A Clinic Sampler
Date: February 1, 2010
Sexual problems that couples face vary in surprising ways. The summaries below give an idea of what Hopkins clinicians encounter. Names and other details have been adjusted to protect patient privacy.
Badr and his wife, Farah, in their mid-30s, came to the Sexual Behaviors Consultation Unit from the Middle East with problems that center on cultural norms—problems not uncommon in arranged marriages in traditional societies. Both husband and wife had no sexual experience before they wed; two years afterward, the marriage remained unconsummated. The pressure from their families to have children was intense and constant. SBCU clinicians saw that a combination of performance anxiety (Badr) and psychogenic vaginal pain (Farah) were at work.

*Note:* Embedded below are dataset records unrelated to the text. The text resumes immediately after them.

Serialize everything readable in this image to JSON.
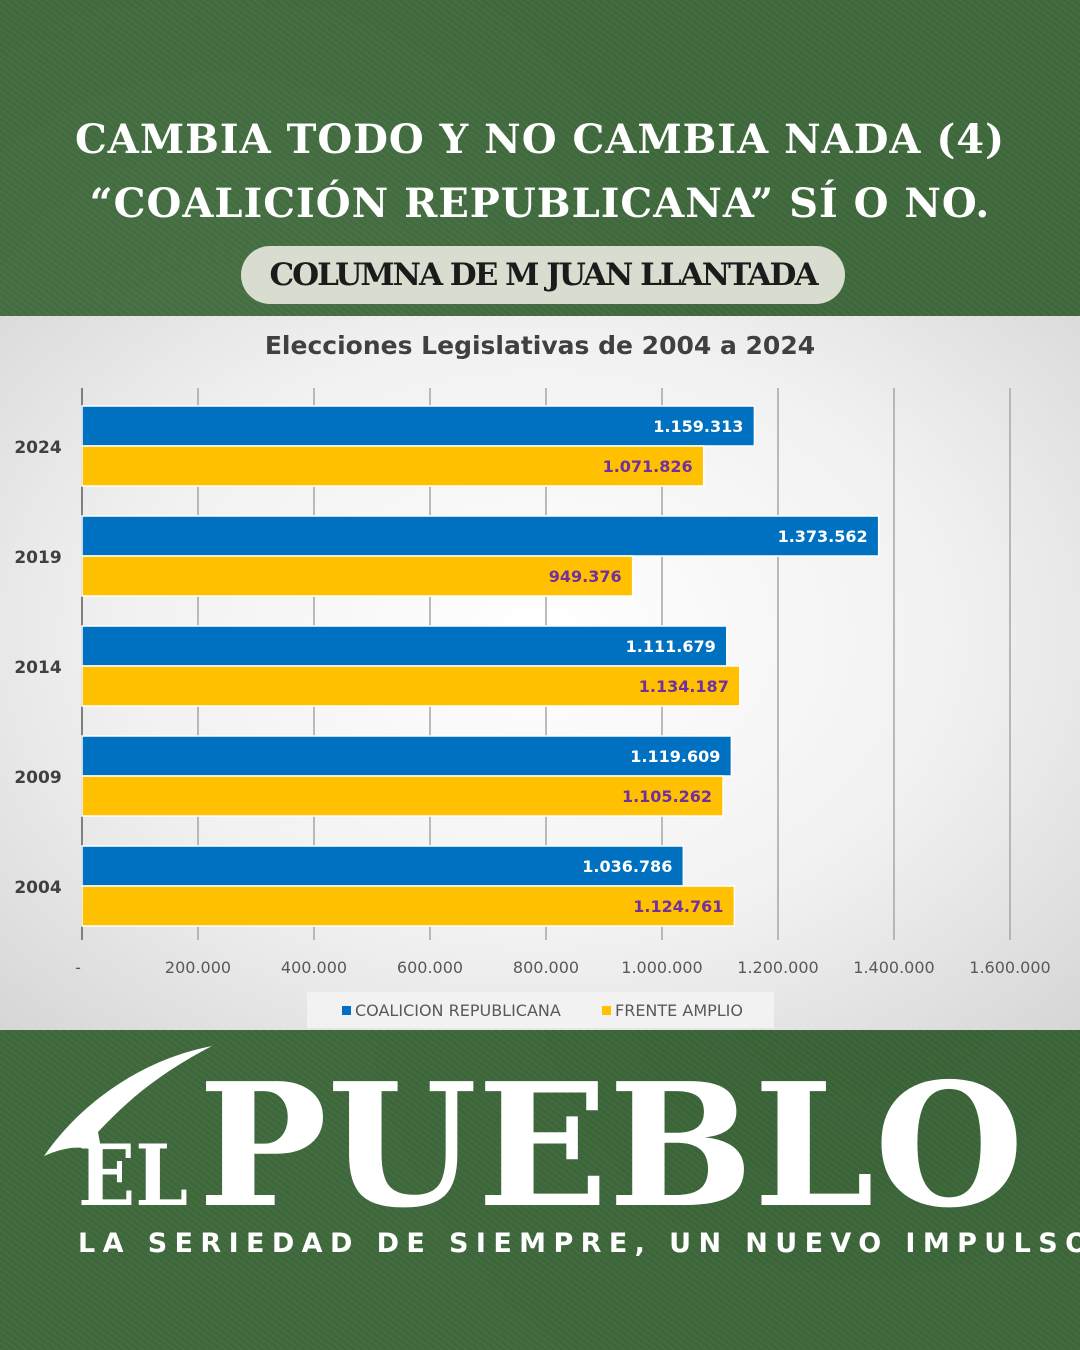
{
  "header": {
    "line1": "CAMBIA TODO Y NO CAMBIA NADA (4)",
    "line2": "“COALICIÓN REPUBLICANA” SÍ O NO.",
    "byline": "COLUMNA DE M JUAN LLANTADA"
  },
  "chart_data": {
    "type": "bar",
    "orientation": "horizontal",
    "title": "Elecciones Legislativas de 2004 a 2024",
    "categories": [
      "2024",
      "2019",
      "2014",
      "2009",
      "2004"
    ],
    "series": [
      {
        "name": "COALICION REPUBLICANA",
        "color": "#0070c0",
        "label_color": "#ffffff",
        "values": [
          1159313,
          1373562,
          1111679,
          1119609,
          1036786
        ],
        "labels": [
          "1.159.313",
          "1.373.562",
          "1.111.679",
          "1.119.609",
          "1.036.786"
        ]
      },
      {
        "name": "FRENTE AMPLIO",
        "color": "#ffc000",
        "label_color": "#7030a0",
        "values": [
          1071826,
          949376,
          1134187,
          1105262,
          1124761
        ],
        "labels": [
          "1.071.826",
          "949.376",
          "1.134.187",
          "1.105.262",
          "1.124.761"
        ]
      }
    ],
    "xlim": [
      0,
      1600000
    ],
    "xticks": [
      0,
      200000,
      400000,
      600000,
      800000,
      1000000,
      1200000,
      1400000,
      1600000
    ],
    "xtick_labels": [
      "-",
      "200.000",
      "400.000",
      "600.000",
      "800.000",
      "1.000.000",
      "1.200.000",
      "1.400.000",
      "1.600.000"
    ],
    "grid": true,
    "legend_position": "bottom"
  },
  "brand": {
    "logo_small": "EL",
    "logo_big": "PUEBLO",
    "tagline": "LA SERIEDAD DE SIEMPRE, UN NUEVO IMPULSO",
    "logo_color": "#ffffff"
  }
}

Lynne, turning 50, and her husband JP have always had an active social life as a couple. Lynne stayed home to raise their family. Her youngest just left for the Army. Staying fit and looking good have been her personal priority but lately, a touch of arthritis sidelined her from workouts at the gym. That and the empty nest, she says, caused her lack of interest in sexual intimacy. Husband JP, however, has traditional expectations and feels threatened by Lynne’s unwillingness. He stays up late, checking Internet porn sites, a fact that shocks Lynne and cements her reluctance. After their SBCU visit, Lynne was diagnosed with mild depression; JP has an addiction. Both have body image difficulties and poor communication skills.
Brad and Kaitlin, both 26, became engaged just after starting graduate school. They’d dated, then shared an apartment for four months. Kaitlin called the SBCU for what she called “a premarital checkup,” concerned about Brad’s apparent low desire. Their problem turned out to have no physical basis and was rooted in Kaitlin’s unrealistic expectations.